Why Chrissie? Evert had already been pegged Sports Illustrated’s 1976 Sportswoman of the Year–a rare honor for a female athlete. For the Floridian star–the reigning world No. 1, double Wimbledon winner and defending U.S. Open champion–the 1-hour shoot was a slightly inconvenient break from her preparation for the 1977 U.S. Open. Weisman later recalled that Evert and Nicklaus “were very suspicious about it.”
The session took place at Warhol’s studio in New York. Gerulaitis accompanied Evert. It was not a garrulous sixty minutes. “He didn’t say a word the whole shoot” says Evert of Warhol. “He was very shy. Very, very shy. He just took pictures.”
Evert says she did her own hair and makeup. “He didn’t want anything all dolled up. He wanted natural,” she says.
While the likes of Jimmy Connors, Bjorn Borg and Evonne Goolagong were also making tennis headlines, Evert reasons she was selected because “I was dominating the sport like no other man or woman was.”
But dominating it with a new self-awareness and ownership. The landmark Title IX legislation guaranteeing equal access in federal funding for any activity had been enacted four years earlier. Billie Jean King had vanquished Bobby Riggs in 1973’s mega-hyped “Battle of the Sexes.” The growing women’s movement, especially in sport, was starting to coalesce in popular consciousness.
Whether Warhol’s Athletes Series represent great art is open to debate. Critics have questioned if they are celebrations or parodies. Certainly, they helped pave the way for what seems commonplace today: stars like Roger Federer and Serena Williams on the cover of fashion magazines and presenting at A-list events like the Oscars.
The collaboration helped solidify the notion of athlete-celebrity in the mainstream cultural vein. This connection between the maestro of Pop Art and the female darling at tennis’ modernizing moment signalled visibility, freedom, accountability.
“Gone are the days when the closest a girl could get to organized sport was the cheerleaders’ bench,” wrote Sarah Pileggi for the Sports Illustrated story that accompanied Evert’s cover selection.
What else do we see in this portrait? The racket tucked between Evert’s chin and shoulder like a violin, her instrument of creative domination. Piercing eyes that stare dead on. Compressed lips, shapely but sly. Nothing very revealing in her countenance. Warhol’s colors are bold and sweeping, lending an almost abstract quality to the portrait. Was he pushing it forward, just as Evert was nudging the idea of women and sports into a new realm?

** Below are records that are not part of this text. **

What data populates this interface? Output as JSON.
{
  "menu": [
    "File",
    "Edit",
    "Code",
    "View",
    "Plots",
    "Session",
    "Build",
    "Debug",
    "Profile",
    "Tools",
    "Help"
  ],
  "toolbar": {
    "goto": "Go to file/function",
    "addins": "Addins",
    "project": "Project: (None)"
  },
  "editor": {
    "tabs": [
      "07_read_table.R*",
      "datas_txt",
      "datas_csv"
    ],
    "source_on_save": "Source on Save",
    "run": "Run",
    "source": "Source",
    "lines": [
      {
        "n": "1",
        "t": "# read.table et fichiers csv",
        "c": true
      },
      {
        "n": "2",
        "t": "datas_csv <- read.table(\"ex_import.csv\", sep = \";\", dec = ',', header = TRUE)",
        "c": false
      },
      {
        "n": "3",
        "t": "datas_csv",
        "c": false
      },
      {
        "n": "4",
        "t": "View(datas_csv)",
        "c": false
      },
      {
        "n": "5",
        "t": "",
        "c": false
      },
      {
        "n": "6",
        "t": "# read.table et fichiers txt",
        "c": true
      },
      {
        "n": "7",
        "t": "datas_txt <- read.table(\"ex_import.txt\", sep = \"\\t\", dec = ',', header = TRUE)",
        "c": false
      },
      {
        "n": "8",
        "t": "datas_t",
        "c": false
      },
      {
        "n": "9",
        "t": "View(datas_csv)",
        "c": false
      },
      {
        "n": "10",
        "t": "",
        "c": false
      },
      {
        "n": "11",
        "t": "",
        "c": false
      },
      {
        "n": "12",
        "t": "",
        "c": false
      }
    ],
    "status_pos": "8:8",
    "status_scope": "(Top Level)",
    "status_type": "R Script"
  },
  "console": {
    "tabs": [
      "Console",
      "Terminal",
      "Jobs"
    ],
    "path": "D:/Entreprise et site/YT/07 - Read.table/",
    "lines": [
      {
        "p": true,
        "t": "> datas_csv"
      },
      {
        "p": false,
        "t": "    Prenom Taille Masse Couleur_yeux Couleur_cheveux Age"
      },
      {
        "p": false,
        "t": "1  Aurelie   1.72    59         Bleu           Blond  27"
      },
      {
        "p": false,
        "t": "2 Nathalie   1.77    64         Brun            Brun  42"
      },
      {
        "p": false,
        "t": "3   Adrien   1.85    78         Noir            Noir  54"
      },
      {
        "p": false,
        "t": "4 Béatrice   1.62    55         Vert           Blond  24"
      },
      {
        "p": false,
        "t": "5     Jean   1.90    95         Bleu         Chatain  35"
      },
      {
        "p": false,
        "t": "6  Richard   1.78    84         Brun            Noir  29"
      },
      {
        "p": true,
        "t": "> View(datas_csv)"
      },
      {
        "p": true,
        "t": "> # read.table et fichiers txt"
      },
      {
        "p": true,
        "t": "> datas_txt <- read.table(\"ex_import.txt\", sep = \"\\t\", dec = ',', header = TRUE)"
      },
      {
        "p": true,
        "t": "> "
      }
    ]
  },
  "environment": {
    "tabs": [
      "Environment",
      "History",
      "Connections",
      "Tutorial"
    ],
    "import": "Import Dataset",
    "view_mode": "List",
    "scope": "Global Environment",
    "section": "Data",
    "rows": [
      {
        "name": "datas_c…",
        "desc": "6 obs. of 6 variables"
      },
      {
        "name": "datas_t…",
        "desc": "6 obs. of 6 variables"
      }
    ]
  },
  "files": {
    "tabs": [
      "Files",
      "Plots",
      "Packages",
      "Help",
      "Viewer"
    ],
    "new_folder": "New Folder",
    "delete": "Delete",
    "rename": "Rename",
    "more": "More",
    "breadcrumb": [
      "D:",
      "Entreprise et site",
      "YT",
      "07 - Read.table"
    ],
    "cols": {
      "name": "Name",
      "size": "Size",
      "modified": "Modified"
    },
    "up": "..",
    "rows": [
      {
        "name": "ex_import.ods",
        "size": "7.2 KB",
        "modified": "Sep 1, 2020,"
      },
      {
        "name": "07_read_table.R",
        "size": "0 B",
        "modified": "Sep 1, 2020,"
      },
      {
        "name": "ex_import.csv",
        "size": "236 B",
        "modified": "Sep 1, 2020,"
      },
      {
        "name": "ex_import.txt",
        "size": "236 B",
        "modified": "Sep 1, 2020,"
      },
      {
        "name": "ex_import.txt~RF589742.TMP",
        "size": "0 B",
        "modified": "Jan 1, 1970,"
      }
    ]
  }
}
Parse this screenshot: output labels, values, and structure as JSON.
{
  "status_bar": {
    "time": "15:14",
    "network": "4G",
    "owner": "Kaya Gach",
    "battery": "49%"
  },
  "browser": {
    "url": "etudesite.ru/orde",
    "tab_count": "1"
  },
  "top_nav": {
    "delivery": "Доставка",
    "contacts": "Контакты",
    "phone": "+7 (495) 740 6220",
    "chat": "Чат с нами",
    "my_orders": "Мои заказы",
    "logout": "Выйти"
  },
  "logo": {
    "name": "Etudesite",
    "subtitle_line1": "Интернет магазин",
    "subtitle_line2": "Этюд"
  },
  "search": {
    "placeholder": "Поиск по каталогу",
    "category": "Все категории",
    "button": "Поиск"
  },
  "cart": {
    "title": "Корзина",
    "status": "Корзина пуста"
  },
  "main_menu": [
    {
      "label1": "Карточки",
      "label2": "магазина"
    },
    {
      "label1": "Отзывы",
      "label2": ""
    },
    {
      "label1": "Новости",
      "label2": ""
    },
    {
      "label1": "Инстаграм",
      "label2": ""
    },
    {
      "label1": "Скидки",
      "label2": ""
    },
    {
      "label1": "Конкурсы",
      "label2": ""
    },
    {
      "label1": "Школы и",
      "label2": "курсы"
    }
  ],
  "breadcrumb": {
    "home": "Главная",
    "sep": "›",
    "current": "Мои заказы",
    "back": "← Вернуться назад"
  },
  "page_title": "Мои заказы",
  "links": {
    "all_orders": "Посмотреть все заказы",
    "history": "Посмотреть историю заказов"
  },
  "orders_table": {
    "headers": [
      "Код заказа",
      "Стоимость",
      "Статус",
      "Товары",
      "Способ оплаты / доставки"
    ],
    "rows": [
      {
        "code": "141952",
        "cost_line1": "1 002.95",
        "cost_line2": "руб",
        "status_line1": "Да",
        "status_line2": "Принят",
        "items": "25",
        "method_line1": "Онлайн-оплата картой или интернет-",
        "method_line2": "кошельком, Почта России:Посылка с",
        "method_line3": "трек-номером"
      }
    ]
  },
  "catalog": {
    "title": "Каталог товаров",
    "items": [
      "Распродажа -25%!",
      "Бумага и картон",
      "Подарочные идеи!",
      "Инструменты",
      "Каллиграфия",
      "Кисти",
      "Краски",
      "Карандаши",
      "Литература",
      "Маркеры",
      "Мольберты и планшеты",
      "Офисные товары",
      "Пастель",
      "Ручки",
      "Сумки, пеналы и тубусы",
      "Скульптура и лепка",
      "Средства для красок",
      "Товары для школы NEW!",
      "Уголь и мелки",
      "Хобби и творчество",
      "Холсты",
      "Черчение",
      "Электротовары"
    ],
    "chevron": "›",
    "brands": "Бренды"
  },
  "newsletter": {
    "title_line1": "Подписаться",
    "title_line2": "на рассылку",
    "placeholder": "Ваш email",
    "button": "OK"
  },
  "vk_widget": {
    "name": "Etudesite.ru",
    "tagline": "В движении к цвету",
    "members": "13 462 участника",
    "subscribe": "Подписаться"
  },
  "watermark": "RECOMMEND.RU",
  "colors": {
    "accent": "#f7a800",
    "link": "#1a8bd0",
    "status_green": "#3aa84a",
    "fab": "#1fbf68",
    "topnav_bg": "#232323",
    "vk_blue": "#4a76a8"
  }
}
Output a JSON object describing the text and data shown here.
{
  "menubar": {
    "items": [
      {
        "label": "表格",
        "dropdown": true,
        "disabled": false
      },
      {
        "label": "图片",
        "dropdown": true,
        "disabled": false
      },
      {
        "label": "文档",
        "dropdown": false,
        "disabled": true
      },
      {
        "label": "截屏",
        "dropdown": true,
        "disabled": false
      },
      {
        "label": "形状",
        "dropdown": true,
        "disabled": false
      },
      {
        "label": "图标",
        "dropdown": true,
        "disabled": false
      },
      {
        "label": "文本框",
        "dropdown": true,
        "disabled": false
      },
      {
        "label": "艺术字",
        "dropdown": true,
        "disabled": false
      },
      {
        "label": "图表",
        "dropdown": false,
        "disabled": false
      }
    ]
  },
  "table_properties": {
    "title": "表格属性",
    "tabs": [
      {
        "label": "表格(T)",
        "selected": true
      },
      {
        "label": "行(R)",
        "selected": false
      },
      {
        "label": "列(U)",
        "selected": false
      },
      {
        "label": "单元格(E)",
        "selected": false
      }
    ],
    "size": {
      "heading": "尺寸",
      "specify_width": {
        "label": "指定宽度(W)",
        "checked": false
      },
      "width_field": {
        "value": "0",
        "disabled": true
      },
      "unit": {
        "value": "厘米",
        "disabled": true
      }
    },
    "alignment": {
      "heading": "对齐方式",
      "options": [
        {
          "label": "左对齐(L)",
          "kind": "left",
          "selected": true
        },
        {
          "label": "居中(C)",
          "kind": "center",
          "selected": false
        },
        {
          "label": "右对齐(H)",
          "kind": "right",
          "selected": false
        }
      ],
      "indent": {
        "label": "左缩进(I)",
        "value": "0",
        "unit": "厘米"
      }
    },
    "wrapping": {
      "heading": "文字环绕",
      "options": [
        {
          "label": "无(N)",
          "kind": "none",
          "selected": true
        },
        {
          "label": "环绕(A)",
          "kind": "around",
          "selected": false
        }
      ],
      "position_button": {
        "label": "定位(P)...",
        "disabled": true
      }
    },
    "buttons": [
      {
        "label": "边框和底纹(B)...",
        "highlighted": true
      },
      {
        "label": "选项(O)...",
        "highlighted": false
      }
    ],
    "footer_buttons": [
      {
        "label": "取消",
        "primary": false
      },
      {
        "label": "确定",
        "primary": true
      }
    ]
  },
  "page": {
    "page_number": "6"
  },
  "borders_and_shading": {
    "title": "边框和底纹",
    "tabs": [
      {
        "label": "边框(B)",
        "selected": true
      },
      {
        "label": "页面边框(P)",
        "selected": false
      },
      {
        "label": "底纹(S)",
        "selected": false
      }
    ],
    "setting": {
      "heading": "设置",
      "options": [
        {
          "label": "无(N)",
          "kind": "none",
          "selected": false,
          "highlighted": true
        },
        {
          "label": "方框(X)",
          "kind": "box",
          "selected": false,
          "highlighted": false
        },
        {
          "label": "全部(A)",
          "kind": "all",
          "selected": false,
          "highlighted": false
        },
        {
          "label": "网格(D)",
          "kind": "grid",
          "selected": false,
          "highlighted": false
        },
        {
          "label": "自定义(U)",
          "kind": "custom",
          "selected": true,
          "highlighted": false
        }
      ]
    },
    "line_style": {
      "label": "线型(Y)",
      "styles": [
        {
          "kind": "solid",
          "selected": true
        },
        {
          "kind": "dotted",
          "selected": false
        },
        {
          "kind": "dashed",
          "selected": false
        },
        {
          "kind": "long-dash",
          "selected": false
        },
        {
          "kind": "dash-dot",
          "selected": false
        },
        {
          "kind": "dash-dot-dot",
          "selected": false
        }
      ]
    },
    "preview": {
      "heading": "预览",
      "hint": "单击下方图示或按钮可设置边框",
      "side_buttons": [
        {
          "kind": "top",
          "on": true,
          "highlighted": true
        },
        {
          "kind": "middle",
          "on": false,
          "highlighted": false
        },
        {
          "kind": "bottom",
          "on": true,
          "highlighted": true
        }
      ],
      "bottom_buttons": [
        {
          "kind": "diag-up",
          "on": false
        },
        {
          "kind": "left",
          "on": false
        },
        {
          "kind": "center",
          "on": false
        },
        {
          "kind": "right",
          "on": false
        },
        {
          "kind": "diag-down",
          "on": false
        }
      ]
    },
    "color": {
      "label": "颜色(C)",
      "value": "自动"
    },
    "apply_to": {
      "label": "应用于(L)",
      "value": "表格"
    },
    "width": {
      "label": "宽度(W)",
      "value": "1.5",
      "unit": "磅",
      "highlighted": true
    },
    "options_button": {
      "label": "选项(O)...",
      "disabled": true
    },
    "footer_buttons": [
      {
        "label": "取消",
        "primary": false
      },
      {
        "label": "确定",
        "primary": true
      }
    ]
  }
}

To Evert, it often reminds her of a cloistered time in her life. “It’s like secretive” she says of her expression. “Holding everything in. Like I did at that age.”
But any subject of Warhol is by definition tapping into that uniquely American craving to rise from obscurity into the glitzy sphere of celebrity–whether they like it or not. Today the silkscreen portrait hangs in Evert’s dining room. “I think it’s beautiful and the most valuable piece of art in my house” she laughs. “I’m not like John McEnroe, who studies art. I’m not a big art connoisseur. But I feel very privileged about it.” Or as King, the women’s rights trailblazer and WTA founder, could have said: Privilege is a pressure.